Riboflavin Vitamin B2 Deficiency - Symptoms, Causes and Treatment of Riboflavin deficiency


Riboflavin deficiency is almost always due to dietary deficiency. The requirement for riboflavin is increased during pregnancy and lactation and possibly by heavy exercise. The use of phenothiazines and antibiotics also appears to increase the need for riboflavin. Milk, other dairy products, and enriched breads and cereals are the most important dietary sources of riboflavin in the United States, although lean meat, fish, eggs, broccoli, and legumes are also good sources. Riboflavin is extremely sensitive to light, and milk should be stored in containers that protect against photodegradation. In non-milk-drinking societies (e.g., Central America), the laboratory diagnosis of riboflavin deficiency is common.

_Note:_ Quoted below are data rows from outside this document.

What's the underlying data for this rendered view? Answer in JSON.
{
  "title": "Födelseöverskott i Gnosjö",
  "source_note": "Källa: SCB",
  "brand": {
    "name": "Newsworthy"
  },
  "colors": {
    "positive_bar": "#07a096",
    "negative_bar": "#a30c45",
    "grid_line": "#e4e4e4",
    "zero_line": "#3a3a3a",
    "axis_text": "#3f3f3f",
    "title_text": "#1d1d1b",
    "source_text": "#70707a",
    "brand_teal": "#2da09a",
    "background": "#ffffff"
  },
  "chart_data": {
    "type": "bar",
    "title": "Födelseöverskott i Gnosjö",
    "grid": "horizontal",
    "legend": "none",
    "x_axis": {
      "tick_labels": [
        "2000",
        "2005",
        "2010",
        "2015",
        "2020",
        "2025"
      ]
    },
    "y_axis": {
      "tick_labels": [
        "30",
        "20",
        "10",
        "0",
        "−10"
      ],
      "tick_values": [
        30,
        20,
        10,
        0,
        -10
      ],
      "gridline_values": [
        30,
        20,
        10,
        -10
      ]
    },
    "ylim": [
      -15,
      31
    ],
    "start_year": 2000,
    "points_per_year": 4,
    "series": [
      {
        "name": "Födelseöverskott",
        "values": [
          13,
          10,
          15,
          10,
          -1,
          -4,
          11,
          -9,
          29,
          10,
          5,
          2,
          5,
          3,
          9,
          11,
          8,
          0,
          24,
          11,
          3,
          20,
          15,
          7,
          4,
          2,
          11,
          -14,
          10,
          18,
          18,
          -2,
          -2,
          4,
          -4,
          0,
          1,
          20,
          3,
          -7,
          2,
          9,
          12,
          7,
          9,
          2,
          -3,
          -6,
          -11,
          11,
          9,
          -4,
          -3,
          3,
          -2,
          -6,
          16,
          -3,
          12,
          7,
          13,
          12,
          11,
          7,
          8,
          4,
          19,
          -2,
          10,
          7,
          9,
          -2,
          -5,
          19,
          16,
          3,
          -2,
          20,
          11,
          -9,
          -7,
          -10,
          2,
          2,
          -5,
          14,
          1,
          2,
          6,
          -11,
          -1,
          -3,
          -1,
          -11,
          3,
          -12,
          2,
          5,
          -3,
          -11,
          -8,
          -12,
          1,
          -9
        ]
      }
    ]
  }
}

Laboratory diagnosis of riboflavin deficiency can be made by measurement of red blood cell or urinary riboflavin concentrations or by measurement of erythrocyte glutathione reductase activity, with and without added FAD. A stimulation (activity coefficient) of >1.4 is diagnostic of a deficient state. The RDA for riboflavin is 1.1 to 1.3 mg/d in adults, with slightly higher recommendations for lactating and pregnant women. Rare genetic defects of flavoprotein synthesis may require pharmacologic doses of riboflavin for treatment. Because the capacity of the gastrointestinal tract to absorb riboflavin is limited (~20 mg if given in one oral dose), riboflavin toxicity has not been described. Thus, the most recent revision of the RDAs did not set an upper limit for this nutrient.